New subjective methods beyond quality questions

  • Exploration of methods beyond traditional quality questions and approaches to analyzing them

New test designs for specific products and problems

  • Color analysis for Oculus devices
  • Study of the "uncanny valley" effect in generative AI and point clouds
  • Inclusion of multiple dimensions, such as how well the content fits the user’s expectations
  • Understanding the relationship between quality and overall service experience

Designing reliable subjective methods for crowdsourced experiments

  • Development of subjective methods that ensure reliable screening.
  • Brainstorm new rating scales that eliminate different scoring behaviors associated with the 5-point ACR scale in crowdsource tests, such as subjects only using one or two levels.
    • 2-point ACR scale
    • Pair comparison (PC) mapped to 5-point ACR scale
    • PC where one side of the comparison is to small set of media with a known spread of quality from lab testing; audio quality tests often use such anchor sequences. 
  • Perform screening during the rating process, to identify poor performers by the end of each task
    • For example, subject must correctly identify best and worst quality 

Completed SAM Projects

Bias-subtracted consistency-weighted MOS method for subject screening

This method allows extracts quality, subject bias, and subject consistency simultaneously, taking into account the relationship between these three parameters. The mean opinion score (MOS) estimation is improved by weighting individual ratings by subject consistency.   

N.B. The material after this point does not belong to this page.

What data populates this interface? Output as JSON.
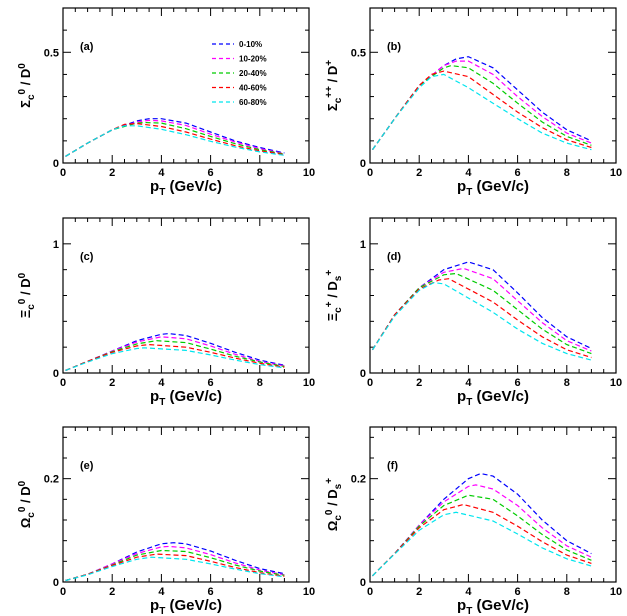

Spatial Information (SI) and Temporal Information (TI)

The SAM group updated the SI and TI formulae in Rec. P.910 to account for modern video systems. See Clause 7.8. 

Merger of ITU-T Recs. P.910, P.911, and P.913

The SAM group hosted discussions that culminated in ITU-T merging Recommendations P.910, P.911, and P.913 into a single standard in 2023. These edits added new techniques that had been vetted by VQEG over previous years.